The Baltimore Museum of Art (BMA) kicked off its centennial celebrations with a bang in early February, when local collectors Tom and Nancy O’Neil announced they would give 24 contemporary photographs from their holdings to the institution. The O’Neils’ gift is the first of what the BMA hopes will be many that are made in response to a call put out to its supporters to help strengthen its permanent collection. The gifted photographs include works by Rodney Graham, James Welling, Edward Burtynsky, Dawoud Bey, and more, with a particular focus on works with an environmentalist edge.

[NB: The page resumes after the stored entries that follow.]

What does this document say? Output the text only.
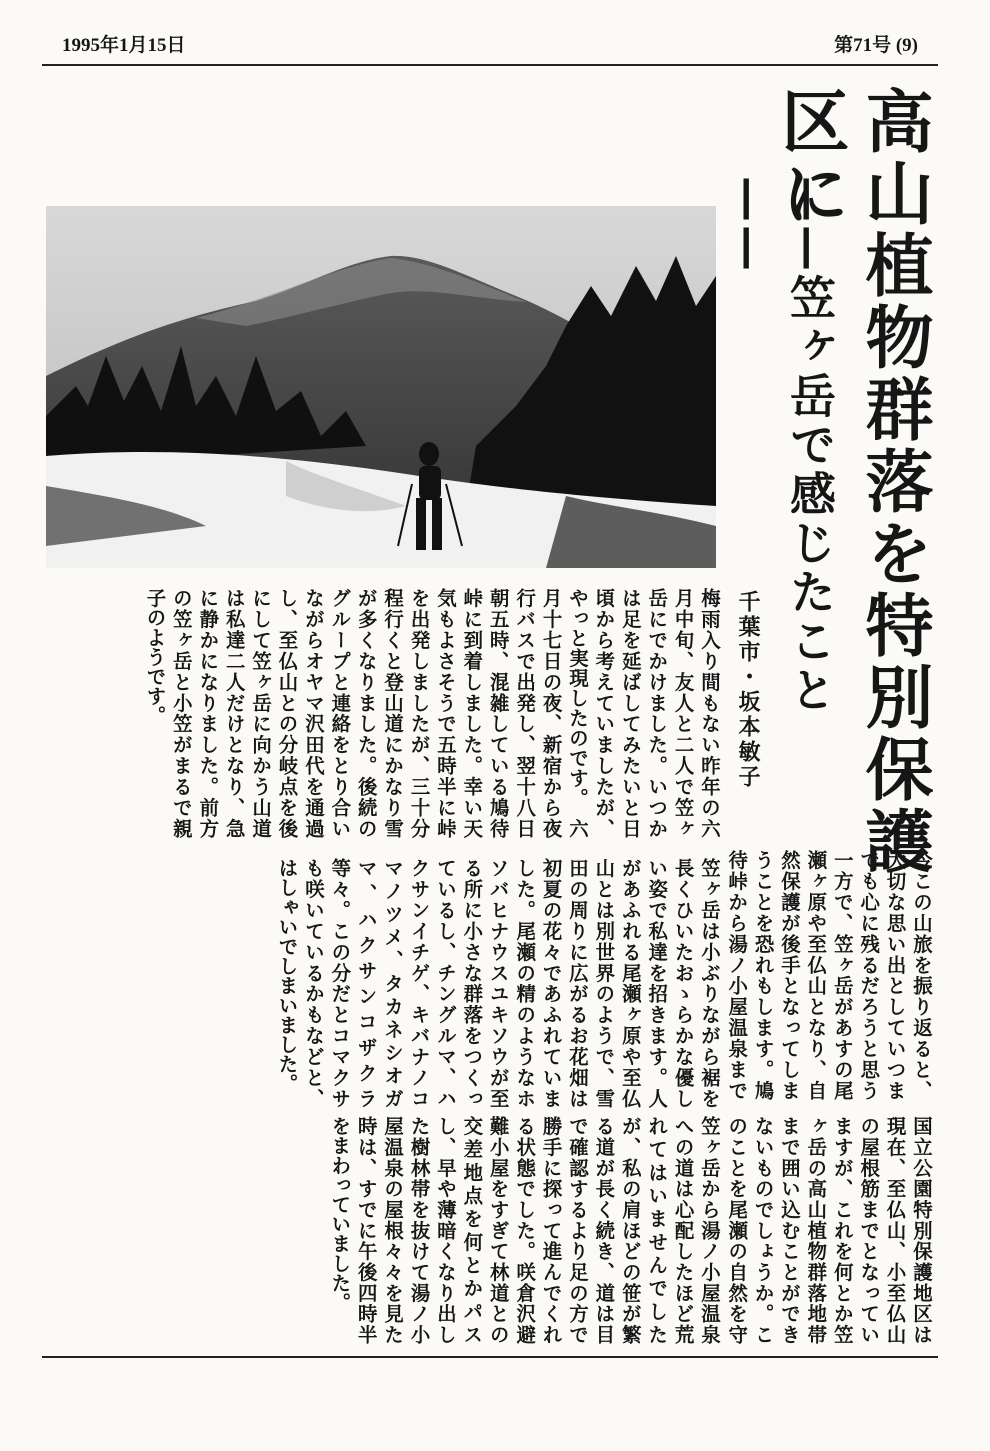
1995年1月15日	第71号 (9)
高山植物群落を特別保護区に
——笠ヶ岳で感じたこと——
千葉市・坂本敏子

梅雨入り間もない昨年の六月中旬、友人と二人で笠ヶ岳にでかけました。いつかは足を延ばしてみたいと日頃から考えていましたが、やっと実現したのです。　六月十七日の夜、新宿から夜行バスで出発し、翌十八日朝五時、混雑している鳩待峠に到着しました。幸い天気もよさそうで五時半に峠を出発しましたが、三十分程行くと登山道にかなり雪が多くなりました。後続のグループと連絡をとり合いながらオヤマ沢田代を通過し、至仏山との分岐点を後にして笠ヶ岳に向かう山道は私達二人だけとなり、急に静かになりました。前方の笠ヶ岳と小笠がまるで親子のようです。

笠ヶ岳は小ぶりながら裾を長くひいたおゝらかな優しい姿で私達を招きます。人があふれる尾瀬ヶ原や至仏山とは別世界のようで、雪田の周りに広がるお花畑は初夏の花々であふれていました。尾瀬の精のようなホソバヒナウスユキソウが至る所に小さな群落をつくっているし、チングルマ、ハクサンイチゲ、キバナノコマノツメ、タカネシオガマ、ハクサンコザクラ等々。この分だとコマクサも咲いているかもなどと、はしゃいでしまいました。

笠ヶ岳から湯ノ小屋温泉への道は心配したほど荒れてはいませんでしたが、私の肩ほどの笹が繁る道が長く続き、道は目で確認するより足の方で勝手に探って進んでくれる状態でした。咲倉沢避難小屋をすぎて林道との交差地点を何とかパスし、早や薄暗くなり出した樹林帯を抜けて湯ノ小屋温泉の屋根々々を見た時は、すでに午後四時半をまわっていました。

今この山旅を振り返ると、大切な思い出としていつまでも心に残るだろうと思う一方で、笠ヶ岳があすの尾瀬ヶ原や至仏山となり、自然保護が後手となってしまうことを恐れもします。鳩待峠から湯ノ小屋温泉まで

国立公園特別保護地区は現在、至仏山、小至仏山の屋根筋までとなっていますが、これを何とか笠ヶ岳の高山植物群落地帯まで囲い込むことができないものでしょうか。このことを尾瀬の自然を守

“The sublime beauty of the natural world and the destructive impact of short-sighted industrial interventions in the environment is a powerful thread in the O’Neil’s collecting,” says Kristen Hileman, the BMA’s curator of contemporary art. “Equally, they have assembled an impressive and sensitive group of portraits, which provide a sweeping sense of individual experience at the end of the 20th century and beginning of the 21st. These themes come together to provide moving documentation of very important facets of contemporary life.”
Beginning in May, selections from the works gifted by the O’Neils will go on view in the permanent collection galleries of the BMA’s contemporary wing, which reopened in 2012 following an extensive renovation. The first to go on view will be Graham’s black-and-white photograph of an upside-down tree trunk, Cedars, Stanley Park (1), from 1991.
The gift showcases the O’Neils’ distinctly international tastes. In addition to three pieces by the Canadian industrial landscape photographer Burtynsky, the BMA now has works by Cuban artist Abelardo Morell, German photographer Thomas Kellner, and the Burmese-born American artist Chan Chao in its collection. Also among the donated works is a photograph by Zwelethu Mthethwa, a South African photographer who was arrested in 2013 and accused of murder (his trial is due to resume later this year).
The O’Neils’ donation adds up to the largest trove of photographs the BMA has received since 1988, when dealer and collector George M. Dalsheimer gave more than 700 works from his collection to the institution. The museum’s recent acquisitions have also included photographs by Rineke Dijkstra, Harry Callahan, and Mickalene Thomas.